You mean different rules for every person.

[–] crumbguzzler5000@feddit.org 2 points 3 days ago

Please list the concrete rules, I'm genuinely curious.

[–] Kolanaki@pawb.social 1 points 3 days ago* (last edited 3 days ago)

Morality is a quite concrete set of rules.

This is only true if you believe in the morality of just one thing. Like the morality of the Catholic church vs the morality of any other religion.

Morality is subjective. You may be confusing it with ethics. Morals are your own sense of right and wrong, while ethics are codified. And even ethics will vary from organization to organization.

[–] Fandangalo@lemmy.world 3 points 3 days ago

I’m a moral pluralist & converted to Unitarian Universalism. Both add depth & detail to how I think about morality:

  • Moral pluralism is the stance that many moral systems (deontology, virtue theory, consequentialism, contract theory) help us understand “morality.” If you want to understand the human body, you wouldn’t use just physics, or just biochemistry, or just neurology. You’d have many sciences informing how you understand the totality. Likewise, when dealing with a moral issue, I try to examine it from many theories and look for overlap or consensus.
  • My faith has 7 principles, most of which seem common sense to me. Everyone has inherent dignity & value; seek justice & compassion; accept one another and encourage spiritual growth; everyone should have a free search for truth; belief in democratic systems; goal of world peace; we’re interdependent.

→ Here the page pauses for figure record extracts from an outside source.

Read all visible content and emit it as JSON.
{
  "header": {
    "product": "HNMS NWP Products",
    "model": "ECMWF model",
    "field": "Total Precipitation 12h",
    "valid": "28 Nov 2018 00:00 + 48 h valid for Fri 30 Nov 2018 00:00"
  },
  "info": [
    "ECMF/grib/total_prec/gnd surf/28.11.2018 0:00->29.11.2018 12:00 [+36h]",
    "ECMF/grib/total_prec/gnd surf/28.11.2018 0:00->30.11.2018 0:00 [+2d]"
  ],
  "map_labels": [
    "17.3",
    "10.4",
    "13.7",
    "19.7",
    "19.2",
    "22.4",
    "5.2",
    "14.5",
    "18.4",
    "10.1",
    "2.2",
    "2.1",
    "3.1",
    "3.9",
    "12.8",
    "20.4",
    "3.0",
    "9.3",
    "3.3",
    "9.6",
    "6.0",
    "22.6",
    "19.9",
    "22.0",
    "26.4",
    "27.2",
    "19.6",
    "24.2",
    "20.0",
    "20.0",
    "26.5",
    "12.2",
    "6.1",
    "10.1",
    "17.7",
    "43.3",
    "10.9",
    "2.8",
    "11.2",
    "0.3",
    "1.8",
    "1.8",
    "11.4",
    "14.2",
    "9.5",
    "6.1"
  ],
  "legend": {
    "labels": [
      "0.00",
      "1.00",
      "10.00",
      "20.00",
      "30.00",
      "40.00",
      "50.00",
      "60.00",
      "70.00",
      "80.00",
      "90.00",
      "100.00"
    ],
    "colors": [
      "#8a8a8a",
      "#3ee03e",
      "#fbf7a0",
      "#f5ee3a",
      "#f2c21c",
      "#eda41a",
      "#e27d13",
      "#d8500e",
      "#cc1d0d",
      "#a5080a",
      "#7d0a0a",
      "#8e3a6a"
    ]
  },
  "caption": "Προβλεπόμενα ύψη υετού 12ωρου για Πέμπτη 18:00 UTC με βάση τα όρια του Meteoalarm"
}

I studied ethics & normative theory in college. I do think there are moral facts or truths (moral realism). I reject relativism because it opens the door to human tragedies.

[–] frightful_hobgoblin@lemmy.ml 2 points 3 days ago

countries are becoming “less moral”

Years ago people used to think that Europe was morally superior to the rest of the world. I don't think they're pushing that line any more. So yes moral narratives are less relevant in geopolitics.

[–] AllegraGory@sh.itjust.works 1 points 3 days ago

Not stealing and sharing others work without their permission.